‘Stierenkuilen maken een verschil’

Maandag 09 November 2020
  • Een steilrand van een stierenkuil wordt bekeken (Rechten: RTV Drenthe)

Stieren die in het wild leven, maken kuilen in de grond. Zo ook de stieren van de kudde galloways in Hart van Drenthe. Wat betekent zo'n kuil voor de natuur? Een Drentse afvaardiging nam een kijkje in de Ooijpolder bij Nijmegen. Daar wordt onderzoek gedaan naar stierenkuilen en wat er allemaal in die kuilen leeft.

Boswachter Pauline Arends en stagiair van Staatsbosbeheer Mathijs Verweij maakten een tocht nabij Nijmegen, waarbij de sporen van de stieren direct opvallen. De stieren maken met hun wilde gestamp, geveeg en geschuur open plekken in de grond. Het is een veegplek, een opening van de bodem, waar zaad makkelijker kan kiemen. "Je ziet in die veegplek dat daar de planten het beter doen dan eromheen. Die plek maakt dus een verschil", geeft Jeroen Helmer van Stichting Ark aan. Hoe dat verschil er precies uitziet, wordt momenteel onderzocht door Stichting Ark in samenwerking met de Wageningen Universiteit.

Oer-natuur

In de uiterwaarden langs de rivier de Waal grazen sinds begin deze eeuw koeien en stieren. Ze leven hier in betrekkelijke vrijheid. Helmer vergelijkt de situatie graag met de perioden net na de ijstijd toen Europa bevolkt werd door grote grazers. "Al die mammoeten, rendieren, saiga-antilopen, wolharige neushoorns, oerossen, paarden, wisenten, we hebben ze allemaal uitgeroeid", aldus Helmer. Zonder die grazers werden jonge plantjes niet meer opgegeten. "Dus het grote aaneengesloten bos, dat hebben wij op ons geweten."

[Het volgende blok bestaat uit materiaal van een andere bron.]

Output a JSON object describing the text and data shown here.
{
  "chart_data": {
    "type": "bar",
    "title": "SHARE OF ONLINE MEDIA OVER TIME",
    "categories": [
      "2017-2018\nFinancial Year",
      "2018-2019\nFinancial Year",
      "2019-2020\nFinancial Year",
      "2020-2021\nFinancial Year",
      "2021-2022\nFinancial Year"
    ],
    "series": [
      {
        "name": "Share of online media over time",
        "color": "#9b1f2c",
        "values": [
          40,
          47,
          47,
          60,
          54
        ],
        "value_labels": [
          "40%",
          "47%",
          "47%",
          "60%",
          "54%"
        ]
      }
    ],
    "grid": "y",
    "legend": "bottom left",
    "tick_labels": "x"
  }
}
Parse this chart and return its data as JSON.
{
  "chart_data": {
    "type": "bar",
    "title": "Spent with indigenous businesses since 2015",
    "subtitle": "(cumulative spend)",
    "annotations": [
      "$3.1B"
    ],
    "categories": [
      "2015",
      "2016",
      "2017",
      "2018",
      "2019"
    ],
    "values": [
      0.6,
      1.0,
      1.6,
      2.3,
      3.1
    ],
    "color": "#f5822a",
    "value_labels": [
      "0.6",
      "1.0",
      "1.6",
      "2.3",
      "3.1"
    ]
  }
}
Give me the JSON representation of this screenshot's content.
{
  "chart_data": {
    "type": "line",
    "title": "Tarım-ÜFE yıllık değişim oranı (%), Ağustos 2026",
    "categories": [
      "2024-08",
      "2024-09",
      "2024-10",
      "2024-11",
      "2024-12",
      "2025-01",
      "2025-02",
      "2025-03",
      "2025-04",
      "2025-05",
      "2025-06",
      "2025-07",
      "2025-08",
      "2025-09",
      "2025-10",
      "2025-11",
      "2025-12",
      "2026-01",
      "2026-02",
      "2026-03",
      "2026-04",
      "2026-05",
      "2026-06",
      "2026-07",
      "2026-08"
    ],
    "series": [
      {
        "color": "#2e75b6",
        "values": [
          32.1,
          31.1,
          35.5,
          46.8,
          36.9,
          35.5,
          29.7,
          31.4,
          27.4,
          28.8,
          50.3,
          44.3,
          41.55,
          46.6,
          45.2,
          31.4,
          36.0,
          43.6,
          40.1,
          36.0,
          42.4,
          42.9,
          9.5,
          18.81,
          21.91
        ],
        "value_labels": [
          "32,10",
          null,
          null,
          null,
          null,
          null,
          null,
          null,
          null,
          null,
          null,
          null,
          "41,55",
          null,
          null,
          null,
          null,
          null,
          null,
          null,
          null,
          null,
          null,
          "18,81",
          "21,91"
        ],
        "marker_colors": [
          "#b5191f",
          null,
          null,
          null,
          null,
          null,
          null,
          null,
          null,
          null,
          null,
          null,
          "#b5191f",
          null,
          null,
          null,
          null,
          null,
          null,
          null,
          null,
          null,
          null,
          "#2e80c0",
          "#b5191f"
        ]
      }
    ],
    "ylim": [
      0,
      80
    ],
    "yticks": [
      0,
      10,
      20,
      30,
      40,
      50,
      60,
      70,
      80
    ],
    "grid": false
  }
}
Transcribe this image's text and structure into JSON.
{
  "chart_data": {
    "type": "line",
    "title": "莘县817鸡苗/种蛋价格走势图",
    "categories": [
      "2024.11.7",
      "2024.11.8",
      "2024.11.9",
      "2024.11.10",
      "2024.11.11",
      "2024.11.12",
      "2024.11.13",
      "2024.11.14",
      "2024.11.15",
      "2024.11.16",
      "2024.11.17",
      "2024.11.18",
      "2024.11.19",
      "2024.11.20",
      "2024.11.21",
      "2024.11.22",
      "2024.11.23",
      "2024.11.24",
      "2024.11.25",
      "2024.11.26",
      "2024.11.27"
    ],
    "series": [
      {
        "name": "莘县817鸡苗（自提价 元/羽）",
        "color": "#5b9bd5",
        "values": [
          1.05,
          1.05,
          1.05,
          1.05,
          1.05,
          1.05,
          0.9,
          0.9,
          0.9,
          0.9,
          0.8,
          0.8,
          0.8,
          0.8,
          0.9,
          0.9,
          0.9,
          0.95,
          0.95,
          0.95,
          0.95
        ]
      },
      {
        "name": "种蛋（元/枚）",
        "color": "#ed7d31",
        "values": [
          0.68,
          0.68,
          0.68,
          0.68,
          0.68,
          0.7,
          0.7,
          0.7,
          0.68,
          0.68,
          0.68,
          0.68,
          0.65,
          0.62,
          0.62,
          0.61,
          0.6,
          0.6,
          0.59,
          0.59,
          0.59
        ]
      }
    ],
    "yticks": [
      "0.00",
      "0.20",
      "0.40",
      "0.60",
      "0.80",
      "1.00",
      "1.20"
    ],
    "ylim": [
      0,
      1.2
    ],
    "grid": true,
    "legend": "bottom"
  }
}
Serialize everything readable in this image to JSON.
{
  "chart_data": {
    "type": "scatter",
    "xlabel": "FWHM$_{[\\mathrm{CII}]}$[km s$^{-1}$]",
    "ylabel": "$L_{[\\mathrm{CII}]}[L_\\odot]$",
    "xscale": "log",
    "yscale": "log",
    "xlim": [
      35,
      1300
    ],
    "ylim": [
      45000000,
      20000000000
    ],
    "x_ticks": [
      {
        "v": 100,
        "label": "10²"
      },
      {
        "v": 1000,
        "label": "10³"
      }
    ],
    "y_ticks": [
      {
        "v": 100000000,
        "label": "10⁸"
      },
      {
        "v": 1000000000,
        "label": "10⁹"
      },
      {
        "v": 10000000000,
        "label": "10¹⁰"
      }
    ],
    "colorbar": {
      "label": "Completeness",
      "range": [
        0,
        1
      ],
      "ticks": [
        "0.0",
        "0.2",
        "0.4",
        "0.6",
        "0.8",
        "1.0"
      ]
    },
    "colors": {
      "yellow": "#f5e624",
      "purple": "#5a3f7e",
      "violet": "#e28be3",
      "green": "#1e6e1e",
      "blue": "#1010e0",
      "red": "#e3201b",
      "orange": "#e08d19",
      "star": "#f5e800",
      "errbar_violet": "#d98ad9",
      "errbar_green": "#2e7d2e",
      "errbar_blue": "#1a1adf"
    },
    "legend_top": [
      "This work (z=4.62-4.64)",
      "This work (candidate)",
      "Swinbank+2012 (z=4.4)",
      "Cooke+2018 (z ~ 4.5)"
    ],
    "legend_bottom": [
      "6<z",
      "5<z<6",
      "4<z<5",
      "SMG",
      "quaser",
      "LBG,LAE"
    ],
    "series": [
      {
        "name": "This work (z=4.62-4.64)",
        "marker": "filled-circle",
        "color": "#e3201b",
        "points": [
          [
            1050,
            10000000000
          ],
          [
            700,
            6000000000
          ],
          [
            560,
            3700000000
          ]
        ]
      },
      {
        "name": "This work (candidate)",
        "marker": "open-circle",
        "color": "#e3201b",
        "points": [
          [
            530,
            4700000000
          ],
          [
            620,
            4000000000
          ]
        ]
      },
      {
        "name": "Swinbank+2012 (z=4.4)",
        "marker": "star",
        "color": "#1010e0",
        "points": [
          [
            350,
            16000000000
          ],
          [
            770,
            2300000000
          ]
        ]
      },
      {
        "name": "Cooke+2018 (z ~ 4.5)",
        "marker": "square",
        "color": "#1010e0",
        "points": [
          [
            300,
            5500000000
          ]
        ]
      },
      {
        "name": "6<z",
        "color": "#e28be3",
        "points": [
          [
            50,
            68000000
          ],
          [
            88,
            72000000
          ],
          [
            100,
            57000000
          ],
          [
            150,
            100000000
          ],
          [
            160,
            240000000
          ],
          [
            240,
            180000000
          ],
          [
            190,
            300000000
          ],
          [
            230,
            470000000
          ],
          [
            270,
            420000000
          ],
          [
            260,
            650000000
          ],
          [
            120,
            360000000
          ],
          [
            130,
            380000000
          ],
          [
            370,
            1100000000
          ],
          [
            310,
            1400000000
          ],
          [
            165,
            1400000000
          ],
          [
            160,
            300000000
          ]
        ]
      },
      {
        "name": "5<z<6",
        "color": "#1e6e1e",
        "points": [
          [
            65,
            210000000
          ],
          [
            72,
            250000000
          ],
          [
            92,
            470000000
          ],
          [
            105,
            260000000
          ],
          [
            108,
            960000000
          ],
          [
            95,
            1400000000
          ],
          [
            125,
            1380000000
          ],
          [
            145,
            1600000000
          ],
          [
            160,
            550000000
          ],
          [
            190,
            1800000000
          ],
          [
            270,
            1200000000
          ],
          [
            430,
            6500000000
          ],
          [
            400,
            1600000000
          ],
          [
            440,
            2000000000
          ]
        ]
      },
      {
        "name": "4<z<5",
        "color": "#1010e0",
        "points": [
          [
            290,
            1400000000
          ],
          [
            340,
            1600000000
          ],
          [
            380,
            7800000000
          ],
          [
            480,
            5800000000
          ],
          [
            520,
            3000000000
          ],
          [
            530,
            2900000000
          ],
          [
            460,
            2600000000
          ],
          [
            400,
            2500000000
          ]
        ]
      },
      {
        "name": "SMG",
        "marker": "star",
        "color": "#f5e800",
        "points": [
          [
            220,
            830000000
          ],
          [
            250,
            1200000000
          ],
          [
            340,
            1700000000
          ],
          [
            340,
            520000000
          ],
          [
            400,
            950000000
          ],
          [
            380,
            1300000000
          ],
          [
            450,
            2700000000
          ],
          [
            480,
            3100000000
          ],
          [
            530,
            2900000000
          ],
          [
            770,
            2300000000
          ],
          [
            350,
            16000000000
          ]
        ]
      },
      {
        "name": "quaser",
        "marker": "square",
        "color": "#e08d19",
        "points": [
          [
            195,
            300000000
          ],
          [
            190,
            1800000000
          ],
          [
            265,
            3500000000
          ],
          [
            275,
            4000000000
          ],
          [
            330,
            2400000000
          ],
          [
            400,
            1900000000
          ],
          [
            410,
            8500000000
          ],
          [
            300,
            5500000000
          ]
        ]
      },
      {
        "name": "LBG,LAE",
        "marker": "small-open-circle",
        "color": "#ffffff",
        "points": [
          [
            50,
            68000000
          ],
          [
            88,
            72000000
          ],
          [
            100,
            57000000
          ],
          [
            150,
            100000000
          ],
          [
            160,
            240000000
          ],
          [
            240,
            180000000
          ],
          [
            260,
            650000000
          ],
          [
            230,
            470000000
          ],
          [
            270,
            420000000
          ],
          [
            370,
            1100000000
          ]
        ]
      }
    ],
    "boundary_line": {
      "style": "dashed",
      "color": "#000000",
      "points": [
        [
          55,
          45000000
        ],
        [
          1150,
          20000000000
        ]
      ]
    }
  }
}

In de Ooijpolder wil de stichting een soort oer-natuur laten ontstaan met een sleutelrol voor grazers en stekelstruiken. De grazers houden het gebied open, stekelstruiken geven bescherming aan jonge bomen. Uiteindelijk krijg je dan een gebied met bosjes, grote bomen en allerlei open plekken waar weer jonge bomen kunnen groeien.

Nieuw milieu

Door de kuilen die de stieren maken, ontstaat er nog een heel nieuw milieu in het gebied. Steile randen en warme zandige plekken, en dat trekt allerlei soorten insecten die er een veilig en warm plekje vinden. "Die steilrand heeft allerlei voordelen voor insecten. Je krijgt er geen regen meer in je holletje, je kunt je zand allemaal makkelijker kwijt, het is vijf graden warmer dan de omgeving. Jan en allemaal lopen niet in je holletje", geeft Helmer aan.

De stieren zijn dus met hun gegraaf en gestamp in staat om de omgeving te veranderen. En daar zijn ze soms jaren mee bezig.